6. Mais cette pensée n'arrive pas souvent, car jusqu'à ce que la purification spirituelle soit terminée, très rarement il arrive que la douce communication soit si abondante qu'elle lui cache la racine qui lui reste, de façon que l'âme ne vienne point à sentir à l'intérieur un je ne sais quoi qui lui manque ou qui est à faire, qui ne la laisse entièrement jouir de ce soulagement, sentant là au-dedans comme un de ses ennemis qui, bien qu'il soit comme apaisé et endormi, dont elle craint qu'il ne revienne à soi et qu'il ne vienne à nouveau faire des siennes ; et en effet, lorsqu'elle est plus assurée et qu'elle s'y attend le moins, il revient pour engloutir et absorber l'âme en un autre degré, pire et plus dur, plus obscur et plus déplorable que le précédent, et qui durera encore un espace de temps peut-être plus long que le premier. Et à nouveau l'âme vient ici croire que tous les biens sont finis pour toujours ; car ne lui suffit pas l'expérience qu'elle a eue du bien passé, dont elle a joui après la première épreuve - où elle pensait aussi ne devoir plus retomber en peine - pour l'empêcher de croire en ce second degré d'angoisse que désormais tout est perdu pour elle, et que ce ne sera plus comme la fois précédente; car, comme je dis, cette croyance si confirmée est causée en l'âme par l'actuelle préhension de l'esprit qui anéantit en elle tout ce qui lui est contraire.

7. Telle est la cause pour laquelle ceux qui gisent au purgatoire souffrent de grands doutes s'ils en sortiront jamais ou si doivent avoir une fin leurs peines ; car, encore qu'habituellement ils aient les trois vertus théologales, foi, espérance, charité, l'actualité du sentiment de leurs peines et de la privation de Dieu ne les laisse point jouir du bien actuel et de la consolation de ces vertus, car, encore qu'ils se rendent compte qu'ils aiment bien Dieu, cela ne les console point, car il ne leur semble pas que Dieu les aime, ni qu'ils soient dignes d'une telle chose; au contraire, comme ils se voient privés de Lui, plongés dans leurs misères, il leur paraît qu'ils ont fort bien en eux de quoi être abhorrés et rejetés de Dieu fort justement pour toujours.

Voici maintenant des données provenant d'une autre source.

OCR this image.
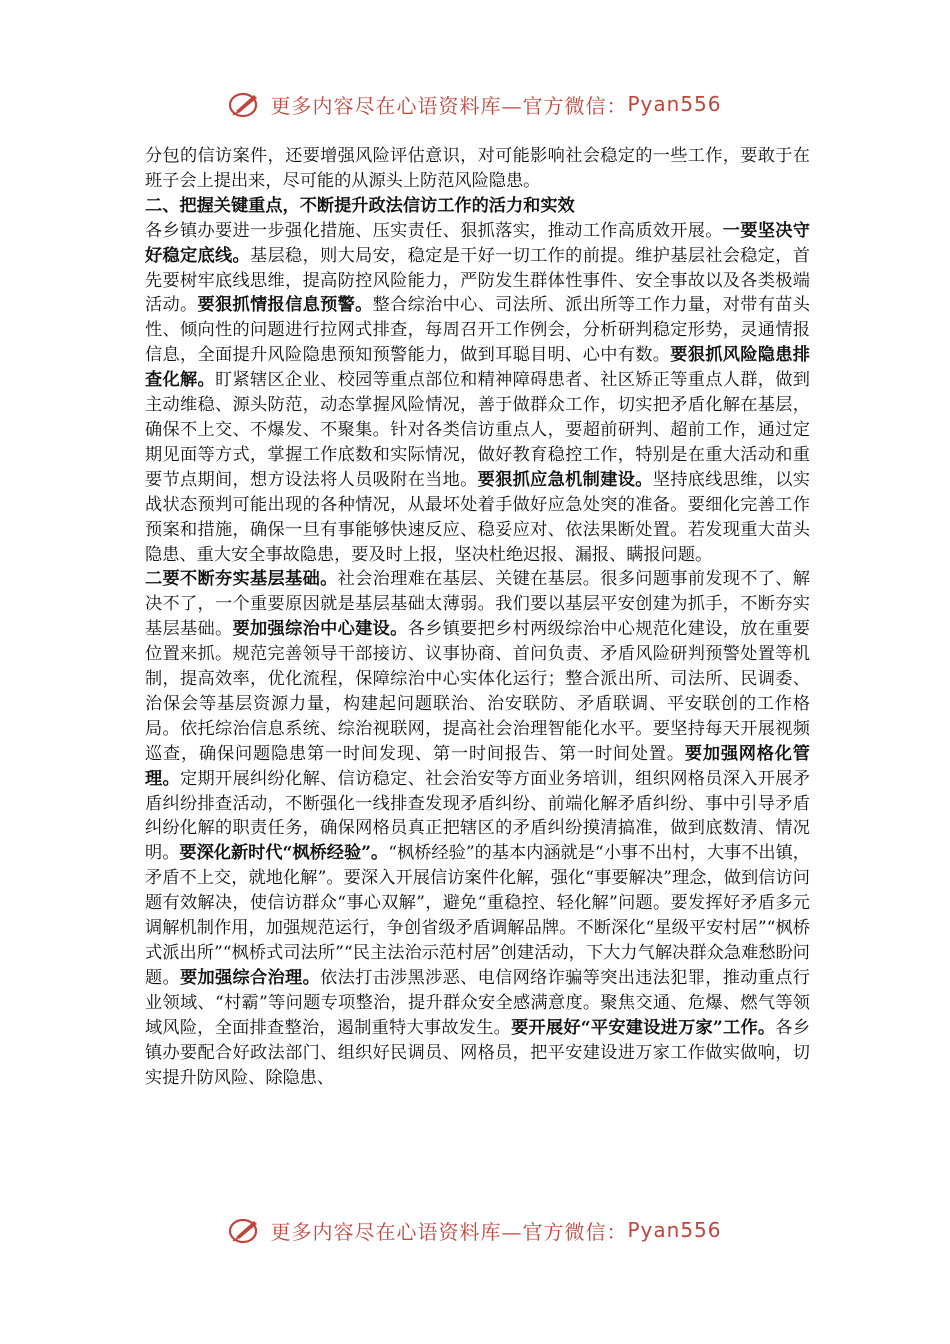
更多内容尽在心语资料库—官方微信： Pyan556

分包的信访案件，还要增强风险评估意识，对可能影响社会稳定的一些工作，要敢于在班子会上提出来，尽可能的从源头上防范风险隐患。

二、把握关键重点，不断提升政法信访工作的活力和实效

各乡镇办要进一步强化措施、压实责任、狠抓落实，推动工作高质效开展。一要坚决守好稳定底线。基层稳，则大局安，稳定是干好一切工作的前提。维护基层社会稳定，首先要树牢底线思维，提高防控风险能力，严防发生群体性事件、安全事故以及各类极端活动。要狠抓情报信息预警。整合综治中心、司法所、派出所等工作力量，对带有苗头性、倾向性的问题进行拉网式排查，每周召开工作例会，分析研判稳定形势，灵通情报信息，全面提升风险隐患预知预警能力，做到耳聪目明、心中有数。要狠抓风险隐患排查化解。盯紧辖区企业、校园等重点部位和精神障碍患者、社区矫正等重点人群，做到主动维稳、源头防范，动态掌握风险情况，善于做群众工作，切实把矛盾化解在基层，确保不上交、不爆发、不聚集。针对各类信访重点人，要超前研判、超前工作，通过定期见面等方式，掌握工作底数和实际情况，做好教育稳控工作，特别是在重大活动和重要节点期间，想方设法将人员吸附在当地。要狠抓应急机制建设。坚持底线思维，以实战状态预判可能出现的各种情况，从最坏处着手做好应急处突的准备。要细化完善工作预案和措施，确保一旦有事能够快速反应、稳妥应对、依法果断处置。若发现重大苗头隐患、重大安全事故隐患，要及时上报，坚决杜绝迟报、漏报、瞒报问题。

二要不断夯实基层基础。社会治理难在基层、关键在基层。很多问题事前发现不了、解决不了，一个重要原因就是基层基础太薄弱。我们要以基层平安创建为抓手，不断夯实基层基础。要加强综治中心建设。各乡镇要把乡村两级综治中心规范化建设，放在重要位置来抓。规范完善领导干部接访、议事协商、首问负责、矛盾风险研判预警处置等机制，提高效率，优化流程，保障综治中心实体化运行；整合派出所、司法所、民调委、治保会等基层资源力量，构建起问题联治、治安联防、矛盾联调、平安联创的工作格局。依托综治信息系统、综治视联网，提高社会治理智能化水平。要坚持每天开展视频巡查，确保问题隐患第一时间发现、第一时间报告、第一时间处置。要加强网格化管理。定期开展纠纷化解、信访稳定、社会治安等方面业务培训，组织网格员深入开展矛盾纠纷排查活动，不断强化一线排查发现矛盾纠纷、前端化解矛盾纠纷、事中引导矛盾纠纷化解的职责任务，确保网格员真正把辖区的矛盾纠纷摸清搞准，做到底数清、情况明。要深化新时代“枫桥经验”。“枫桥经验”的基本内涵就是“小事不出村，大事不出镇，矛盾不上交，就地化解”。要深入开展信访案件化解，强化“事要解决”理念，做到信访问题有效解决，使信访群众“事心双解”，避免“重稳控、轻化解”问题。要发挥好矛盾多元调解机制作用，加强规范运行，争创省级矛盾调解品牌。不断深化“星级平安村居”“枫桥式派出所”“枫桥式司法所”“民主法治示范村居”创建活动，下大力气解决群众急难愁盼问题。要加强综合治理。依法打击涉黑涉恶、电信网络诈骗等突出违法犯罪，推动重点行业领域、“村霸”等问题专项整治，提升群众安全感满意度。聚焦交通、危爆、燃气等领域风险，全面排查整治，遏制重特大事故发生。要开展好“平安建设进万家”工作。各乡镇办要配合好政法部门、组织好民调员、网格员，把平安建设进万家工作做实做响，切实提升防风险、除隐患、

更多内容尽在心语资料库—官方微信： Pyan556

Et ainsi l'âme, en cette purification, encore qu'elle voie qu'elle aime bien Dieu et qu'elle donnerait mille vies pour Lui - comme c'est bien la vérité, car en ces épreuves ces âmes aiment avec grande vérité leur Dieu -, malgré tout, cela ne lui est point soulagement, au contraire, cela lui cause plus de peine ; parce que, l'aimant tant qu'elle n'a souci d'aucune autre chose, comme elle se voit si misérable, elle ne peut croire que Dieu l'aime, ni qu'il y ait rien en elle et qu'il n'y aura jamais rien pour cela - mais qu'elle mérite plutôt d'être abhorrée, non seulement de Dieu, mais encore de toute créature pour toujours -, elle s'afflige de voir en elle des causes pour lesquelles elle mérite d'être rejetée de Celui qu'elle aime et désire tant.